You say that we should aim higher than our current massive endeavors (eliminating diseases, expanding clean energy, protecting animal rights and natural habitats). But decades of work has proven that these endeavors are extremely difficult. Every marginal dollar and hour spent on these projects counts. And space exploration distracts from urgent need for innovation in these areas.
Thanks for the detailed reply to the trauma case. Your delineation between various definitions of personhood are helpful for interrogating my other questions as well.
If it is the case that a "new" welfare subject can be "created" by a traumatic brain injury, then it might well be the case that new welfare subjects are created as one's life progresses. This implies that, as we age, welfare subjects effectively die and new ones are reborn. However, we don't worry about this because 1. we can't prevent it and 2. it's not clear when this happens / if it ever happens fully (perhaps there is always a hint of one's old self in one's new self, so a "new" welfare subject is never truly created).

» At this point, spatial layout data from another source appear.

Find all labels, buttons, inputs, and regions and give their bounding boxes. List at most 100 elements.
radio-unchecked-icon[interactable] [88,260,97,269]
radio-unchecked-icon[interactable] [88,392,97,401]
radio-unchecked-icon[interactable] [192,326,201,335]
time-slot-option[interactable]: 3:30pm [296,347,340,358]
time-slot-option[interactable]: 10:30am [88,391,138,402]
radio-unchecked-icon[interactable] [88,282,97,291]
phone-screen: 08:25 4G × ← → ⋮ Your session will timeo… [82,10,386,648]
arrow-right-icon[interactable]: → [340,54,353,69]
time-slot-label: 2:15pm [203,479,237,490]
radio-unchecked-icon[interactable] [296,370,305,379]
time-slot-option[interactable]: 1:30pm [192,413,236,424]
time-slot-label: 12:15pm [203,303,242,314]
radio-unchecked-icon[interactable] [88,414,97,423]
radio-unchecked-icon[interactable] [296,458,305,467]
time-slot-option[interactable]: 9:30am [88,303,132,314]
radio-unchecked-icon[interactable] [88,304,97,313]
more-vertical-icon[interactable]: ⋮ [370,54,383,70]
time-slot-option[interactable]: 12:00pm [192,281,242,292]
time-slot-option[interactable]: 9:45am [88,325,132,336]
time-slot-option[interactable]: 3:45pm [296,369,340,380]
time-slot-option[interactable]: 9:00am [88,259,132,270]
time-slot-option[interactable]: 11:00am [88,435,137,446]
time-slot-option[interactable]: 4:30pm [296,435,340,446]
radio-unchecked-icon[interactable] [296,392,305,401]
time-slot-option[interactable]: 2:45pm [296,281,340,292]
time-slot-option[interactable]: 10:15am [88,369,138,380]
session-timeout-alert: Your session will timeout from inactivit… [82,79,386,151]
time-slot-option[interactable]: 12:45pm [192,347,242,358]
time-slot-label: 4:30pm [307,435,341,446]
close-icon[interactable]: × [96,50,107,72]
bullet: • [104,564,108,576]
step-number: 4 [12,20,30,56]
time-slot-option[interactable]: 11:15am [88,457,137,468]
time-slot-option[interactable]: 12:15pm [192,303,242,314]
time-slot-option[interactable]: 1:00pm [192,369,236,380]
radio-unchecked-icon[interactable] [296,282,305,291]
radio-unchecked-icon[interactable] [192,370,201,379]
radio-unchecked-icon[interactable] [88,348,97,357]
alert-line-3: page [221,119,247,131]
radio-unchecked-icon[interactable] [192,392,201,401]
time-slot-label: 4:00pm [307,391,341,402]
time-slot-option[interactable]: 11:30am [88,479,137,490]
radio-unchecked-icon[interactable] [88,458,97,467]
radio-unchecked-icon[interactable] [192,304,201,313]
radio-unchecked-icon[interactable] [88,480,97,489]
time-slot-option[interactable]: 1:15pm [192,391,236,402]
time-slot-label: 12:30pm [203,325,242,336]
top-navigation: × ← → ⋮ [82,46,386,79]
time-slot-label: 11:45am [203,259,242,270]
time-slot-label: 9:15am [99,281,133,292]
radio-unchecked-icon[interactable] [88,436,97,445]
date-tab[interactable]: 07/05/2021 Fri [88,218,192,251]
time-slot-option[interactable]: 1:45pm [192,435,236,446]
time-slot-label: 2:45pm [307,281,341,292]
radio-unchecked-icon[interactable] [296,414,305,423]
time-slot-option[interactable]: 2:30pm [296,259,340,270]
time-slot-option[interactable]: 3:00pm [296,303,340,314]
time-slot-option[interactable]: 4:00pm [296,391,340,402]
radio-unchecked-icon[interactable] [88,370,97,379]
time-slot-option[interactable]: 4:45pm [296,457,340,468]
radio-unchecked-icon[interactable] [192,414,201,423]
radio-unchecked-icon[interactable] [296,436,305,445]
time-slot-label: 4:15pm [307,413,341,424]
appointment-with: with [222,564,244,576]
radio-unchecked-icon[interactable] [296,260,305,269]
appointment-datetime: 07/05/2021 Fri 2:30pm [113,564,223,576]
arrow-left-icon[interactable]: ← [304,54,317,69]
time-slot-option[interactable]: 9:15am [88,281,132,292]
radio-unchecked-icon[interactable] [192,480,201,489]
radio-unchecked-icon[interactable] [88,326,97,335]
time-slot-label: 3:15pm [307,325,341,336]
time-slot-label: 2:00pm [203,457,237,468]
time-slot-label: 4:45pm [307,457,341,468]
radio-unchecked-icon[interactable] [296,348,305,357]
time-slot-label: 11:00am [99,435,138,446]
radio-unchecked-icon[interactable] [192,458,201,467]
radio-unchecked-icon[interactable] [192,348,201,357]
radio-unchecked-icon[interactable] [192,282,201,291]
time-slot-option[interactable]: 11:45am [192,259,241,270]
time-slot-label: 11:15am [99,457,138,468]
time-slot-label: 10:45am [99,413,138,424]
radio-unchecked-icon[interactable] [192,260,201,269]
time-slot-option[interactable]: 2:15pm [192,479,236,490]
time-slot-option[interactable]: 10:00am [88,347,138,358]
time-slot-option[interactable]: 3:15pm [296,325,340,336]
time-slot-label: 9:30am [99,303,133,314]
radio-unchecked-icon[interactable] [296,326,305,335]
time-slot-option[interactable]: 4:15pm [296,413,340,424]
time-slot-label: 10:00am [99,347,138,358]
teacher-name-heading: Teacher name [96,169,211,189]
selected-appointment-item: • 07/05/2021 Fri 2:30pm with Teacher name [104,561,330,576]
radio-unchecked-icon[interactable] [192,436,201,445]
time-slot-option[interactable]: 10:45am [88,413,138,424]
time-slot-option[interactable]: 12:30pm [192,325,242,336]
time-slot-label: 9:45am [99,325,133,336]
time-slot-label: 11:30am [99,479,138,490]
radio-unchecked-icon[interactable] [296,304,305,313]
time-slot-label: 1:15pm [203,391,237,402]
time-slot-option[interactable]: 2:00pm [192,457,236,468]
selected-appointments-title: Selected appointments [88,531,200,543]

Given the same argument applies to non-human animals, we could reasonably assume that we can't prevent this loss and recreation of welfare subjects. Moreover, we would probably come to the same conclusions about the badness of the death of the animals, even if throughout their lives they exist as multiple welfare subjects that we should care about. Where it becomes morally questionable is in considering non-human animals whose lives are worse than not worth living. Then, there should be increased moral concern for factory farmed animals given we accept that: 1. their lives are worse than not worth living; 2. they instantiate different welfare subjects throughout there life and 3. there is something worse about 2 different subjects each suffering for 1 year than 1 subject suffering for 2 years. (Again I don't think I accept premise 2 or 3 of this conclusion, I just wanted to take the hypothetical to its fullest conclusion.)
Interesting article - thanks for sharing. My main problem with it has to do with the moral psychology piece. You write that:
It's "disgusting and counterintuitive" for most people to imagine offsetting murder.
and
"Most of us still live in extremely carnist cultures and are bombarded with burger ads and sights of people enjoying meat next to us all the time like it is perfectly harmless."
In my opinion, these two arguments together make meat offsets a bad idea. People are opposed to murder offsets (no matter how theoretically effectively they may be) because murder feels like a deeply immoral thing to do. However, most people feel that eating meat is not deeply immoral - most people do it every day. I'd imagine folks react the same way to meat offsets as they do to carbon offsets. They think, "well I know I probably shouldn't eat so much meat / consume so much carbon, but I'm not gonna stop, so this offset makes some sense". But this is the wrong way to think about eating meat (and perhaps consuming carbon, too, but that's beside the point). We want people to feel that eating meat is immoral; we want them to feel that it's a form of killing a sentient being. And the availability of an offset trivializes the consumption.
I'm on board with your consequentialist reasoning here, but I'm worried the availability meat offsets may cause people's moral opinion on animal ethics to regress.